UNITED STATES
SECURITIES AND EXCHANGE COMMISSION
Washington, D.C. 20549
FORM 8-K
CURRENT REPORT
Pursuant to Section 13
or 15(d)
of the Securities Exchange Act of 1934
Date of Report (Date of earliest event reported): May 6, 2014
First Keystone Corporation
(Exact name of registrant as specified in its charter)
Pennsylvania | 2-88927 | 23-2249083 | ||
(State or other jurisdiction of incorporation) | (Commission File Number) | (IRS Employer Identification No.) |
111 West Front Street, Berwick, Pennsylvania | 18603 | |
(Address of principal executive offices) | (Zip Code) |
(570) 752-3671
(Registrant’s telephone number, including area code)
Check the appropriate box below if the Form 8-K filing is intended to simultaneously satisfy the filing obligation of the registrant under any of the following provisions (see General Instruction A.2. below):
o | Written communications pursuant to Rule 425 under the Securities Act (17 CFR 230.425) | |
o | Soliciting material pursuant to Rule 14a-12 under the Exchange Act (17 CFR 240.14a-12) | |
o | Pre-commencement communications pursuant to Rule 14d-2(b) under the Exchange Act (17 CFR 240.14d-2(b)) | |
o | Pre-commencement communications pursuant to Rule 13e-4(c) under the Exchange Act (17 CFR 240.13e-4(c)) |
CURRENT REPORT ON FORM 8-K
Item 5.07 | Submission of Matters to a Vote of Security Holders |
On May 6, 2014, the Corporation held its Annual Meeting. A total of 5,521,133 shares of the Corporation’s common stock were entitled to vote as of March 11, 2014, the record date for the Annual Meeting. There were 4,373,989 shares present in person or by proxy at the Annual Meeting, at which the shareholders were asked to vote on three (3) proposals. Set forth below are the matters acted upon by the shareholders at the Annual Meeting, and the final voting results of each such proposal.

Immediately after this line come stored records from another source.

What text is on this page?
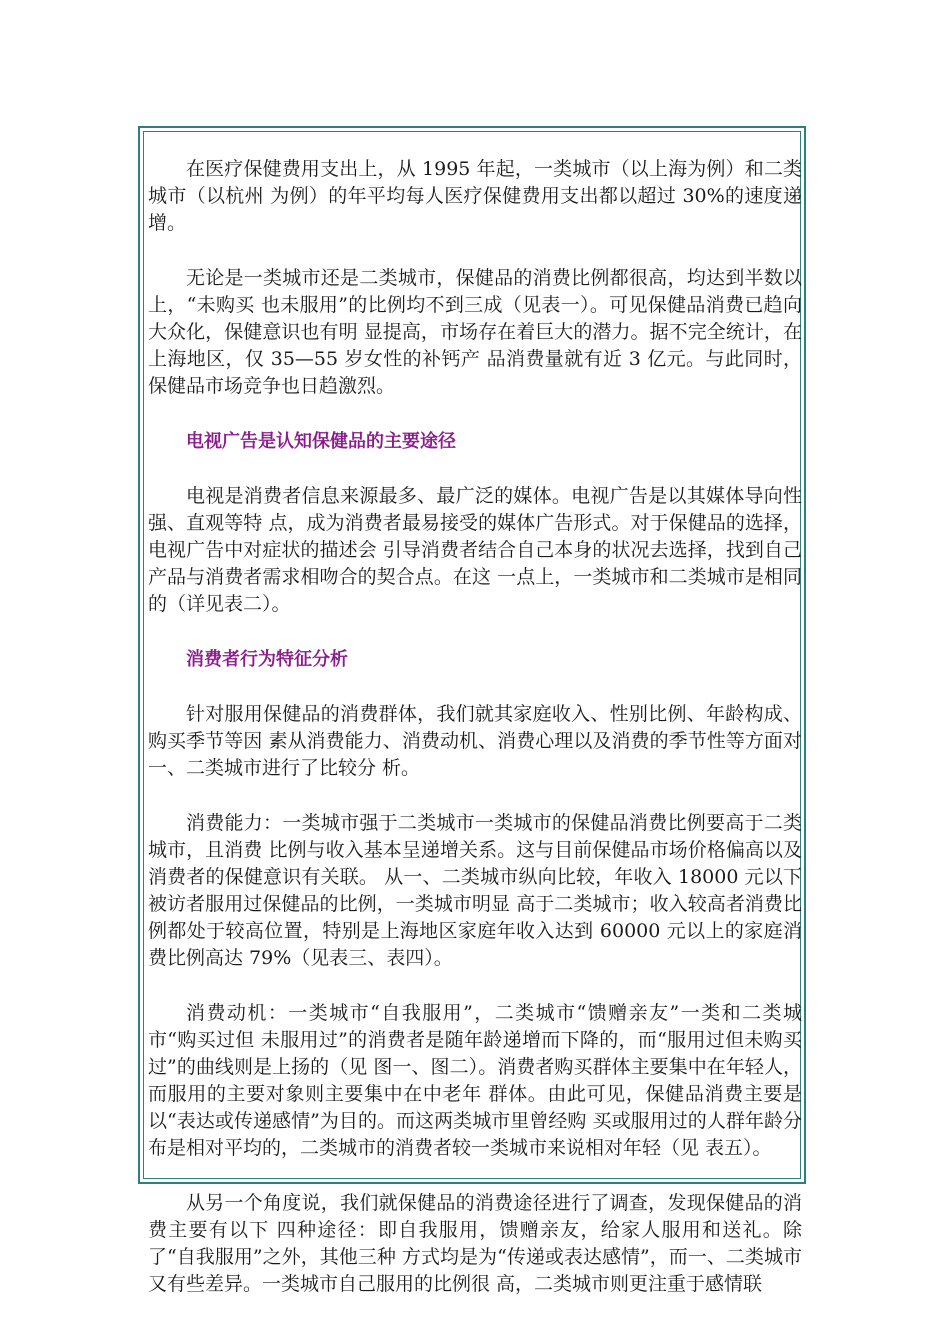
在医疗保健费用支出上，从 1995 年起，一类城市（以上海为例）和二类城市（以杭州 为例）的年平均每人医疗保健费用支出都以超过 30%的速度递增。

无论是一类城市还是二类城市，保健品的消费比例都很高，均达到半数以上，“未购买 也未服用”的比例均不到三成（见表一）。可见保健品消费已趋向大众化，保健意识也有明 显提高，市场存在着巨大的潜力。据不完全统计，在上海地区，仅 35—55 岁女性的补钙产 品消费量就有近 3 亿元。与此同时，保健品市场竞争也日趋激烈。

电视广告是认知保健品的主要途径

电视是消费者信息来源最多、最广泛的媒体。电视广告是以其媒体导向性强、直观等特 点，成为消费者最易接受的媒体广告形式。对于保健品的选择，电视广告中对症状的描述会 引导消费者结合自己本身的状况去选择，找到自己产品与消费者需求相吻合的契合点。在这 一点上，一类城市和二类城市是相同的（详见表二）。

消费者行为特征分析

针对服用保健品的消费群体，我们就其家庭收入、性别比例、年龄构成、购买季节等因 素从消费能力、消费动机、消费心理以及消费的季节性等方面对一、二类城市进行了比较分 析。

消费能力：一类城市强于二类城市一类城市的保健品消费比例要高于二类城市，且消费 比例与收入基本呈递增关系。这与目前保健品市场价格偏高以及消费者的保健意识有关联。 从一、二类城市纵向比较，年收入 18000 元以下被访者服用过保健品的比例，一类城市明显 高于二类城市；收入较高者消费比例都处于较高位置，特别是上海地区家庭年收入达到 60000 元以上的家庭消费比例高达 79%（见表三、表四）。

消费动机：一类城市“自我服用”，二类城市“馈赠亲友”一类和二类城市“购买过但 未服用过”的消费者是随年龄递增而下降的，而“服用过但未购买过”的曲线则是上扬的（见 图一、图二）。消费者购买群体主要集中在年轻人，而服用的主要对象则主要集中在中老年 群体。由此可见，保健品消费主要是以“表达或传递感情”为目的。而这两类城市里曾经购 买或服用过的人群年龄分布是相对平均的，二类城市的消费者较一类城市来说相对年轻（见 表五）。

从另一个角度说，我们就保健品的消费途径进行了调查，发现保健品的消费主要有以下 四种途径：即自我服用，馈赠亲友，给家人服用和送礼。除了“自我服用”之外，其他三种 方式均是为“传递或表达感情”，而一、二类城市又有些差异。一类城市自己服用的比例很 高，二类城市则更注重于感情联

Proposal No. 1 – Election of Class C Directors
The shareholders voted to elect three (3) Class C Directors to serve for a term of three (3) years and until their successor is elected and qualified. The results of the vote were as follows:
Name | For | Withheld | Broker Non-Votes |
Don E. Bower | 3,376,294 | 63,735 | 933,960 |
Robert A. Bull | 3,302,943 | 137,086 | 933,960 |
Matthew P. Prosseda | 3,351,381 | 88,648 | 933,960 |
Proposal No. 2 – Ratification of the Selection of Independent Registered Public Accounting Firm for Fiscal Year 2014
The shareholders voted to ratify the selection of BDO USA, LLP as the Corporation’s independent registered public accounting firm for the fiscal year 2014. The results of the vote were as follows:
For | Against | Abstaining | Broker Non-Votes |
4,314,166 | 40,153 | 19,670 | 0 |
Proposal No. 3 – Advisory Vote on Executive Compensation
The shareholders voted, on an advisory basis, to approve the compensation of the Company’s named executive officers as disclosed in the Company’s proxy statement. The results of the vote were as follows:
For | Against | Abstain | Broker Non-Votes |
3,290,156 | 95,341 | 54,532 | 933,960 |
Item 7.01 | Regulation FD Disclosure |
On May 6, 2014 members of management gave presentations at the Annual Meeting. A copy of these slides and related material is included in this report as Exhibit 99.1 and is furnished herewith.
Item 9.01 | Financial Statements and Exhibits |
(d) Exhibits.
Exhibit Number | Description |
99.1 | Annual Meeting Presentation Slides. |
SIGNATURES
Pursuant to the requirements of the Securities Exchange Act of 1934, the Registrant has duly caused this Current Report on Form 8-K to be signed on its behalf by the undersigned, thereunto duly authorized.
FIRST KEYSTONE CORPORATION | ||
(Registrant) | ||
Dated: May 7, 2014 | /s/ Matthew P. Prosseda | |
Matthew
P. Prosseda President & Chief Executive Officer |
EXHIBIT INDEX
EXHIBIT NO.
99.1 Annual Meeting Presentation Slides.